Dunque, difficilmente la questione si risolverà prima del 27 febbraio quando al Tribunale di Milano ci sarà l’udienza, già rinviata una volta, per la causa civile che Mediaset ha intentato contro Vivendi per il mancato rispetto del contratto su Premium. Per Mediaset il piano A è il rispetto del contratto firmato l’8 aprile 2016 che prevedeva il passaggio della pay-tv sotto le insegne francesi e uno scambio azionario reciproco del 3,5% tra i due gruppi, per una valutazione implicita di Premium - all’origine - di 760 milioni. Il piano A-bis è la richiesta di risarcimento per 1,5 miliardi. Il piano B è appunto quello che si stava negoziando e che si sarebbe concluso se non fosse insorto l’intoppo sui tempi. Telecom avrebbe comprato contenuti per 460 milioni in sei anni, da girare poi alla joint con Canal Plus, quest’ultima avrebbe venduto poco meno della metà del suo 40% a Mediaset garantendone, con un’opzione put&call, la possibilità di uscita a prezzi più elevati. In parallelo Mediaset e Fininvest avrebbero rilevato fino al 10% della quota di Vivendi nel Biscione (pari al 28,8% del capitale e al 29,9% dei diritti di voto).
Ora, un piano C chiavi in mano da proporre in alternativa non c’è, salvo che si ragioni su una variante del piano B svincolata dalla joint (tipo “risarcimento” in contanti al posto della put&call). Se si arriverà all’udienza senza un accordo, ci saranno 80 giorni di tempo per lo scambio delle memorie, quindi verrà fissata la successiva udienza per nominare un perito, avviare la fase istruttoria e arrivare a sentenza. Sempre possibile in un processo civile fermare l’iter con una transazione, ma i tempi si allungherebbero inevitabilmente.

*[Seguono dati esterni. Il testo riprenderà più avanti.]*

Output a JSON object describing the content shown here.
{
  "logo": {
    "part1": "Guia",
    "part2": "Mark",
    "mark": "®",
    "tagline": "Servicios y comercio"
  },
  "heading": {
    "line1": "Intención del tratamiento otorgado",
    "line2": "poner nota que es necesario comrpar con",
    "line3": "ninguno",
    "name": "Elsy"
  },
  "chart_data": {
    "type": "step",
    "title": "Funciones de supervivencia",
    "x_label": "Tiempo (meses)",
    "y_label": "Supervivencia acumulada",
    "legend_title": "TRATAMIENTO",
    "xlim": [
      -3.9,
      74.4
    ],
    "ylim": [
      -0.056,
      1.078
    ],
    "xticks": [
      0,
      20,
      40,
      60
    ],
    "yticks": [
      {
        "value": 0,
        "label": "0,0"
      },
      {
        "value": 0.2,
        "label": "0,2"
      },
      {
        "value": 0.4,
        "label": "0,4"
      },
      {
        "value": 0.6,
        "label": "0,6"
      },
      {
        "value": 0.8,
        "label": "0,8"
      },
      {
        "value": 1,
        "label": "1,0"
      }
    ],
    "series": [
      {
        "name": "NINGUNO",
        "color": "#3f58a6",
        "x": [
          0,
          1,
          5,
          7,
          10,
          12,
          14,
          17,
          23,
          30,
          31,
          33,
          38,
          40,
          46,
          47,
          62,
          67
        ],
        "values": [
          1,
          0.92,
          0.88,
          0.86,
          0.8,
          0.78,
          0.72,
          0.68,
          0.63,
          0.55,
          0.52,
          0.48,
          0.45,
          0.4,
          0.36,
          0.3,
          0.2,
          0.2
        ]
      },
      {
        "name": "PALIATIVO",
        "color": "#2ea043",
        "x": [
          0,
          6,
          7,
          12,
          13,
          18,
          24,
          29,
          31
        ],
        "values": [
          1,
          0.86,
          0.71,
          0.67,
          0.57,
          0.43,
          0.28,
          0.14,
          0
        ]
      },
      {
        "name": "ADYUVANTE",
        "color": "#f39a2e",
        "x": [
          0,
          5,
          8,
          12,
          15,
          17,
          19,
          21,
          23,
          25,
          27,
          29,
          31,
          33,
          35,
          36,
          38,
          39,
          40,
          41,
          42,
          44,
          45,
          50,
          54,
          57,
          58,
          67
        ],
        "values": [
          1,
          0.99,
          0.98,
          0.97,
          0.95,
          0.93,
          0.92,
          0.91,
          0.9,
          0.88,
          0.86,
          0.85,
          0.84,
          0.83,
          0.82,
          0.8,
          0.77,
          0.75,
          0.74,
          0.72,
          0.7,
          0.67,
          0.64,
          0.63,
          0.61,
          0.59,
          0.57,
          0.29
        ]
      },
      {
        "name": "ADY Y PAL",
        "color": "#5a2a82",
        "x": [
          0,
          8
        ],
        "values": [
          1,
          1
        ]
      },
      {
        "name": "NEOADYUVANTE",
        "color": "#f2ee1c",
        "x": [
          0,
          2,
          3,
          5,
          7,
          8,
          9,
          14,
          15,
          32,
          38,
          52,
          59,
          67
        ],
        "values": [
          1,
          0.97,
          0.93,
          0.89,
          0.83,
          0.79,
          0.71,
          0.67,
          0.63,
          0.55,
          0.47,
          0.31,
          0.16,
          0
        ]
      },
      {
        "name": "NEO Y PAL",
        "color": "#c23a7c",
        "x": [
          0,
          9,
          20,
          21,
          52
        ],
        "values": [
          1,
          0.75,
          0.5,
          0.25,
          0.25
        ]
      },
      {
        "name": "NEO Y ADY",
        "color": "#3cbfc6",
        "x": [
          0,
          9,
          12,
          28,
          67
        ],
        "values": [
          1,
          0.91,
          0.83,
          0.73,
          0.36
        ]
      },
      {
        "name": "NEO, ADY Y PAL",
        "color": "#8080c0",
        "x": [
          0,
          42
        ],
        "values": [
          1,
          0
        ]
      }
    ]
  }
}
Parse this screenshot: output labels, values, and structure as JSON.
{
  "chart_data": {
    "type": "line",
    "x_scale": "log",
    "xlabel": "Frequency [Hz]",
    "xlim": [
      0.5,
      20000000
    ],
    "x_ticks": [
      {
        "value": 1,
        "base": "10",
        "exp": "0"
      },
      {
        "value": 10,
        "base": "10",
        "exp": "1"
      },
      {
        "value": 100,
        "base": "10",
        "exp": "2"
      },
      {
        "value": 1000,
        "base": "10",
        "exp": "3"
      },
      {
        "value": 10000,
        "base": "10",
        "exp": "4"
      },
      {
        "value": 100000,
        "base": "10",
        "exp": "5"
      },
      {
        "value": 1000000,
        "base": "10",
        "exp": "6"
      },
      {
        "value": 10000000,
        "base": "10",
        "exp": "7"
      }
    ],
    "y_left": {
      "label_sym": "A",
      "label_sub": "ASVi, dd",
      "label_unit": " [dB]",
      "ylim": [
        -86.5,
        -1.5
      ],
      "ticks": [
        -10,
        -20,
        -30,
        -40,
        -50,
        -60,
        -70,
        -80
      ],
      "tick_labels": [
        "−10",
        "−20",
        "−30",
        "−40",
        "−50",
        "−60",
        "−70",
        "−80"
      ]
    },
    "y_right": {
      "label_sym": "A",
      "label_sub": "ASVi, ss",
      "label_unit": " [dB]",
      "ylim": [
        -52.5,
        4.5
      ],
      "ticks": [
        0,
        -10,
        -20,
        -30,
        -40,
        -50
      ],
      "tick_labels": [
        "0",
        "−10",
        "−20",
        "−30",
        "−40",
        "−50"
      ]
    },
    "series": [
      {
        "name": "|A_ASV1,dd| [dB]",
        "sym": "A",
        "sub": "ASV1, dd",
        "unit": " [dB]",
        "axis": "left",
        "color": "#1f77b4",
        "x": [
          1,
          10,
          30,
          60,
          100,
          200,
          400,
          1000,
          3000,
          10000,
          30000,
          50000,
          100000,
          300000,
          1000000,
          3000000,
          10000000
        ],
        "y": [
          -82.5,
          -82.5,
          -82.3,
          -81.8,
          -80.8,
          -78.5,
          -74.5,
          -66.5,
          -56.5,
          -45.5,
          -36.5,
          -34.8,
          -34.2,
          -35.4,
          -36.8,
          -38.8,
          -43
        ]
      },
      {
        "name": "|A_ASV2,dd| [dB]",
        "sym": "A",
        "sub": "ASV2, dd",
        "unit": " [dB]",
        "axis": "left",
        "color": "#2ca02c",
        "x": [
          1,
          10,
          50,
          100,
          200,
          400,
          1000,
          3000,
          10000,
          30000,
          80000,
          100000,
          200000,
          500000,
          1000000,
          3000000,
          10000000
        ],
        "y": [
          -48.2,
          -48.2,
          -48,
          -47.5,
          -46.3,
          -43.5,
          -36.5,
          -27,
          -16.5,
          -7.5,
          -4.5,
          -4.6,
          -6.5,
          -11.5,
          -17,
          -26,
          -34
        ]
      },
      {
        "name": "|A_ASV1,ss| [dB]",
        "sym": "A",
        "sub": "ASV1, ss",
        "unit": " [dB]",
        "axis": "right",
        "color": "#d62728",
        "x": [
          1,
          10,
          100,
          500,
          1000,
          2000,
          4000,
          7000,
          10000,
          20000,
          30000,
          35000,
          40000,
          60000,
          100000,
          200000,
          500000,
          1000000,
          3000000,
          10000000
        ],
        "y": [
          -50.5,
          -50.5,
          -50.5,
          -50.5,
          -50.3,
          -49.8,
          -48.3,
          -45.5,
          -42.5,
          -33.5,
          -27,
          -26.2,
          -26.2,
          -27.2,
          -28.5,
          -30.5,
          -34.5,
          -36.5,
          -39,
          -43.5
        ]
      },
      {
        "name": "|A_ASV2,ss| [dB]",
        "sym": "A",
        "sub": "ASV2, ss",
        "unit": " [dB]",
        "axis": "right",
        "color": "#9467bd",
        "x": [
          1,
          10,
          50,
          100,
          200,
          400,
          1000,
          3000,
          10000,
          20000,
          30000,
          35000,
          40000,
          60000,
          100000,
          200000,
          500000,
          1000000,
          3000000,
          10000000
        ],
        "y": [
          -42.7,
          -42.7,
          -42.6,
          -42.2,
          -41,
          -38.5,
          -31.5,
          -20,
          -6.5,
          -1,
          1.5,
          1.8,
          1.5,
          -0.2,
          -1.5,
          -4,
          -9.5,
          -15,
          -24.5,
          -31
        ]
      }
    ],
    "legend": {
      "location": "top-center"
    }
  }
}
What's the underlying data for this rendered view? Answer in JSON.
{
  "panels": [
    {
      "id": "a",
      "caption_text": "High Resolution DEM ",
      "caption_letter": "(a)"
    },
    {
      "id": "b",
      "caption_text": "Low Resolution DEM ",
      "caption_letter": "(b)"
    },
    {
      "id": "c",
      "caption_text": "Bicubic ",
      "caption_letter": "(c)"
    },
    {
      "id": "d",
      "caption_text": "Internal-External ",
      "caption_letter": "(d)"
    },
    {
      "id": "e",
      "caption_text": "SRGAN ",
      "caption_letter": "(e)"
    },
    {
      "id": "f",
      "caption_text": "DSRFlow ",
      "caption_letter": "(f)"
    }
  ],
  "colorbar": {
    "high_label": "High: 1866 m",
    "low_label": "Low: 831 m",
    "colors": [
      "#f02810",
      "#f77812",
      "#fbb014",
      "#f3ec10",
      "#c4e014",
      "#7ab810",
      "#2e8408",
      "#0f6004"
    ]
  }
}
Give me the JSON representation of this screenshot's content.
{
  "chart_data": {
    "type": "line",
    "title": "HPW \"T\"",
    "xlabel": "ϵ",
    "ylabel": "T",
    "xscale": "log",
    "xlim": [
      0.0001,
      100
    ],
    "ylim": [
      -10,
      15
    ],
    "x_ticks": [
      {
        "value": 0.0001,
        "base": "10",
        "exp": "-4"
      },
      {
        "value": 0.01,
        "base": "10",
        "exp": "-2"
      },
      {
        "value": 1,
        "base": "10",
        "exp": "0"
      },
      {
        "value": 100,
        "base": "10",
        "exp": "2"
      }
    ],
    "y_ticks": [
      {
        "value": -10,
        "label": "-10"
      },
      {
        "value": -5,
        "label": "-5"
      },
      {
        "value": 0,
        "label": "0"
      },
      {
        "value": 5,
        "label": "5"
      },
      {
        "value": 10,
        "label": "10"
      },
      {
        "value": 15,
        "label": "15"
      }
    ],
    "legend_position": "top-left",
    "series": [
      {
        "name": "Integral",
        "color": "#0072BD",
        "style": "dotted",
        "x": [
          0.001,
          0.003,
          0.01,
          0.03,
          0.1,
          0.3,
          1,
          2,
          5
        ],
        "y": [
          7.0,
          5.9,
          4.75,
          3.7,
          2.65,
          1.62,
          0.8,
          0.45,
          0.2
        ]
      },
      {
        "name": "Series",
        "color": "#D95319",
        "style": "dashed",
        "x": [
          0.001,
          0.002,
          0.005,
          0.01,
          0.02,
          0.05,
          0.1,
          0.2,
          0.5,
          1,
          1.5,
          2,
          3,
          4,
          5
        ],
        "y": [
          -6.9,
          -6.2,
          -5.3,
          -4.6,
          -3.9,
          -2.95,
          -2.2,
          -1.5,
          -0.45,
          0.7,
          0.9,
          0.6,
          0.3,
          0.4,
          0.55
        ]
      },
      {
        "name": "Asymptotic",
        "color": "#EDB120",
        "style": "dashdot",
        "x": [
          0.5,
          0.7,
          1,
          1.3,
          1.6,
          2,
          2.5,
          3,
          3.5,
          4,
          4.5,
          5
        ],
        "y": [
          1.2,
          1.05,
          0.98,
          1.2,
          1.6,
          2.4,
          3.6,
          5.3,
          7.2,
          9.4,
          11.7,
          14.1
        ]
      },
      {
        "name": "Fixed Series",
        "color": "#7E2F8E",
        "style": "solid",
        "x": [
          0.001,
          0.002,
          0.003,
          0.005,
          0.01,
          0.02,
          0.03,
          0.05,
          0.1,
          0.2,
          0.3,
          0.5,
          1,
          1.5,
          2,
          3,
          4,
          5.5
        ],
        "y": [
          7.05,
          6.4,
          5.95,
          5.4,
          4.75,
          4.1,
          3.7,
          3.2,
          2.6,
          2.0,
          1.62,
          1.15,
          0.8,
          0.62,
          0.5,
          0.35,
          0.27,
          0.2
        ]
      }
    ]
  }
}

Il 18 aprile tra l’altro scade il termine fissato dall’Agcom per risolvere la questione della doppia presenza di Vivendi nel capitale di Telecom e di Mediaset. Vivendi non ha ancora costituito il blind trust a cui conferire la quota nel Biscione in eccesso al 10% consentito, riservandosi di farlo, appunto, entro il 18 aprile. Vivendi considera il trust la “soluzione definitiva”, accompagnata con l’impegno, preso pubblicamente, a non esercitare i diritti di voto sulla quota in eccesso. Impegno che ha avuto un primo riscontro a dicembre, quando i francesi non si sono presentati all’assemblea Mediaset, pur essendosi riservati espressamente di votare nel caso di modifica allo statuto,che è quindi passata blindando il consiglio a favore della maggioranza Fininvest. Tuttavia, se non fosse raggiunto un accordo tra le due parti in lite nemmeno per il 18 aprile, potrebbe riaprirsi un nuovo fronte con l’Agcom che, per ora, si è limitata a prendere atto del piano presentato dalla media company transalpina ribadendo però di volere soluzioni «strutturali» che, tradotto, significherebbe l’alienazione della partecipazione vietata, il 20% di Mediaset.